Corneal power measurements using scheimpflug imaging in eyes with prior corneal refractive surgery.

PURPOSE: To evaluate the accuracy of central corneal power measurements by Scheimpflug imaging (Pentacam) for eyes that had corneal refractive surgery. METHODS: This study comprised two groups: a pilot group of 100 eyes with prior hyperopic or myopic LASIK that did not have cataract surgery, and a test group of 41 eyes with prior radial keratotomy (RK) and cataract surgery.

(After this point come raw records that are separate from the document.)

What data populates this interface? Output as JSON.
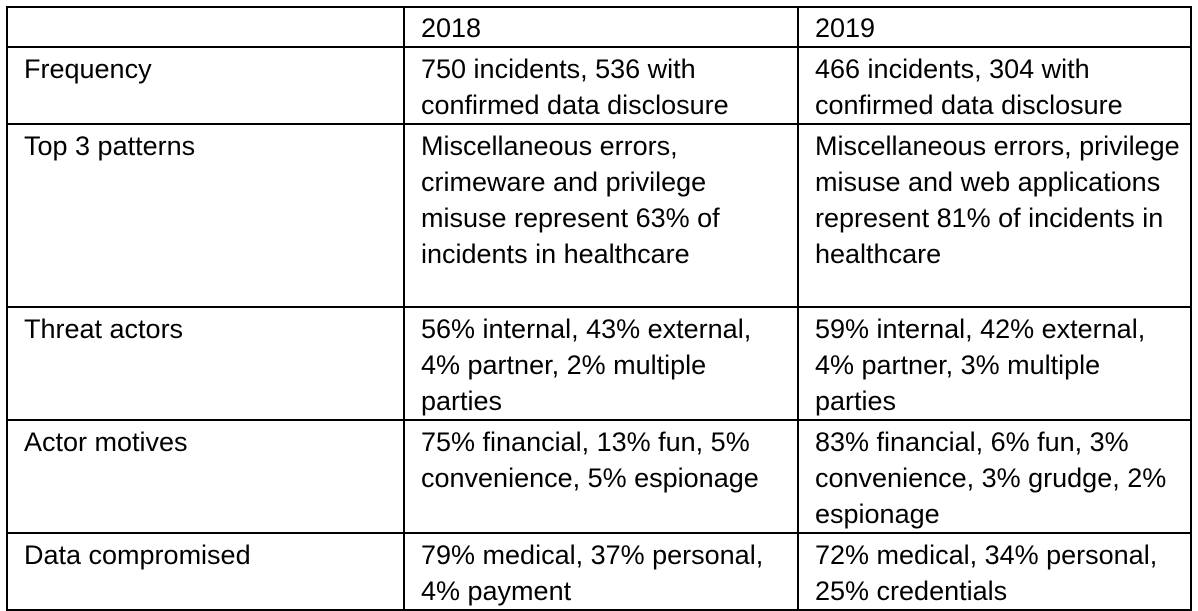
{
  "table": {
    "columns": [
      "2018",
      "2019"
    ],
    "rows": [
      [
        "Frequency",
        "750 incidents, 536 with confirmed data disclosure",
        "466 incidents, 304 with confirmed data disclosure"
      ],
      [
        "Top 3 patterns",
        "Miscellaneous errors, crimeware and privilege misuse represent 63% of incidents in healthcare",
        "Miscellaneous errors, privilege misuse and web applications represent 81% of incidents in healthcare"
      ],
      [
        "Threat actors",
        "56% internal, 43% external, 4% partner, 2% multiple parties",
        "59% internal, 42% external, 4% partner, 3% multiple parties"
      ],
      [
        "Actor motives",
        "75% financial, 13% fun, 5% convenience, 5% espionage",
        "83% financial, 6% fun, 3% convenience, 3% grudge, 2% espionage"
      ],
      [
        "Data compromised",
        "79% medical, 37% personal, 4% payment",
        "72% medical, 34% personal, 25% credentials"
      ]
    ]
  }
}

In the pilot group, Pentacam images and refraction were taken preoperatively and 3 months after LASIK. The historical method was used to compute the theoretical postoperative keratometry (K) -reading and then compared to the measured equivalent K-reading (EKR) from the Pentacam. The EKR is the same value measured by standard keratometry or topography on the front surface, adjusted for the effect of the back surface power difference from normal. In the test group of RK eyes, the postoperative refraction and EKR were measured 3 months after cataract surgery. The Holladay IOL Consultant Program was used to back-calculate the theoretical K-reading. The EKR measurements were then compared to the back-calculated corneal power. RESULTS: The optimal zone sample size was determined to be 4.5 mm for the pilot group. The mean prediction error for this group was -0.06+/-0.56 diopters (D) (range: -1.63 to +/-1.34 D). Using the 4.5-mm zone determined in the pilot group, the EKR value for the test group of 41 RK eyes had a mean prediction error of -0.04+/-0.94 D (range: -1.84 to +/-2.27 D). CONCLUSIONS: When historical refractive data are not available, Scheimpflug imaging with the Pentacam provides an alternative method of measuring the central corneal power in eyes that previously received corneal refractive surgery.